1. Ariel, The Little Mermaid (1989).
We begin with a pretty popular choice. There’s the issue of Ariel changing herself to please Prince Eric, but the real devil is in what she sacrificed. She gave away her voice, the main thing she would need to communicate with Eric when she did meet him. Since communication is the most important part of any relationship, this isn’t exactly a recipe for true love.
And so, by the end of the movie, Ariel marries a man she knows absolutely nothing about, despite having irreversibly changed herself for him. Yeah, not exactly behavior you want to imitate.
2. Aurora, Sleeping Beauty (1959).
To be fair to Aurora, it’s not like she had a lot of room to act as a role model. She’s in the movie for all of 18 minutes and her last line is about 40 minutes in.
But in that time, her entire personality seems to revolve around falling in love with a prince and that’s about it. She’s a bad role model by way of being a total non-entity.
It’s too bad the writers didn’t bother to come up with a character for the person who’s supposed to be the star of the show.
3. Cinderella, Cinderella (1950).
It’s hard to get too worked up about Cinderella because she was mostly trying to make the best of a bad situation. As cool as it would be if she booted her stepmother and stepsisters out the door while singing “The Internationale,” it would also be wildly out of character. So what’s the problem then?
Well, aside from the early Disney staple of marrying someone you barely know, Cinderella really doesn’t take an active role in her own story. Whether it’s the Fairy Godmother or her mice buddies, it’s always the other characters who put everything into motion for her while she just kind of waits for good things to happen.
At least Aurora had the excuse of being unconscious for most of her movie.

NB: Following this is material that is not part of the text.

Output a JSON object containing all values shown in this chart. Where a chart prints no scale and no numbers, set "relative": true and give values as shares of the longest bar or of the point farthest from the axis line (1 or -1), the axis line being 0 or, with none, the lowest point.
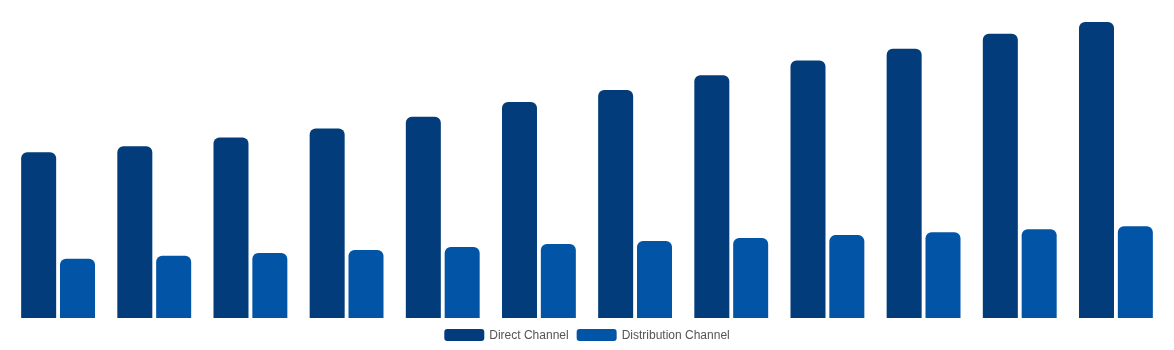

4. Jasmine, Aladdin (1992).
Honestly, this one kind of hurts to do because Jasmine is a pretty awesome character. She sees Agrabah’s succession law for the garbage it is and declares loudly and proudly that she is not a prize to be won. She even decides to abandon her royal life and make her own way when it looks like the law isn’t going to change.
But the problem is her follow-through.
When she runs away, she gets hit with the harsh reality that she really doesn’t know anything about how life outside the palace works. And then, she kind of stops trying. A role model would have been motivated by her lack of knowledge and started reading up and tried again until she got it right.
It’s that kind of hustle that would have changed the movie’s title from Aladdin to Jasmine.